Un petit peu plus loin, il y a Suresnes, comme une conquête de l’ouest. Et sous le soleil, s’il vous plaît. Rénovée, la cité-jardin est un peu comme le presbytère de Gaston Leroux : elle n’a rien perdu de son charme ni le jardin de son éclat. On y a réimplanté des jardins familiaux, héritiers directs des jardins ouvriers d’autrefois, et résurgence verte d’une idée de convivialité – le mot est tellement à la mode qu’il ne veut souvent plus rien dire mais parfois, au coin d’une rue justement, il retrouve toute sa force généreuse : « Il y a ces cours, où l’on croise son voisin, au-dessus, on se parle d’une fenêtre à l’autre : c’est la prise en compte de l’individu au sein d’une construction de masse, un équilibre réussi entre l’humanisme, le politique et l’architectural. »

Cité-jardin de Suresnes
Cité-jardin de Suresnes

  Les cités-jardins sont sur leur trente-et-un. Elles ont la beauté des femmes d’usine qui tiennent tête au labeur. Vous êtes heureux d’être de cette lignée. Ordinaire, gens de peu. Une belle lignée. Et une belle cité que celle-là. Il faudrait l’enseigner quelque part. Henri Sellier, l’habitat social, les espaces verts, le populaire en centre-ville comme un cœur qui bat, l’église de briques rouges – le petit Jésus était fils d’ouvrier –, le théâtre en cadeau mérité et Jean Vilar qui rendait la culture comme une justice.”

Les fantômes d’une vague librairie

Accoudé au parapet, on retrouve les goûts de l’enfance, l’encre et le papier déjà.

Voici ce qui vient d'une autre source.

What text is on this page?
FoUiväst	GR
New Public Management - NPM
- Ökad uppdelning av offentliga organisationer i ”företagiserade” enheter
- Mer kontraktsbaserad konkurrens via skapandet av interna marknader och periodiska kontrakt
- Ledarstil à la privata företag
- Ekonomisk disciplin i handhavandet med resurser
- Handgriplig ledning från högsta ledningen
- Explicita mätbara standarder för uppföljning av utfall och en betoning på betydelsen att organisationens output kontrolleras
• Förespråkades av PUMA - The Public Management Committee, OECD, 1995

Les romanciers de l’imaginaire : Jean Ray et ses Contes du whisky, Henri Vernes et Bob Morane, les légendes de Claude Seignolle, remonté de Châtenay en voisin. Les livres qu’on lisait quand on avait cet âge-là au coin de ces rues-là. Plus tard ceux de Jean Amila, qui s’appelait encore Jean Meckert à l’orphelinat de Courbevoie. Le boucher des Hurlus, par exemple : « un de ceux qu’on se transmet comme un secret », une écriture « noire comme le polar et la graisse à machine ». Au-dessus de la plaine de Nanterre, la modernité d’aujourd’hui fait des étincelles contre la gadoue d’autrefois. Celle de Max et les ferrailleurs – le grand livre noir méconnu de Claude Néron, introuvable autrement qu’en occasion et sauvé des eaux de la mémoire collective par le film de Claude Sautet. Avec Michel Piccoli, Romy Schneider, Bernard Fresson, Boby Lapointe, tout de même !


  1. Patrick Pécherot, Petit éloge des coins de rue, Gallimard Folio, 2012, 144 p.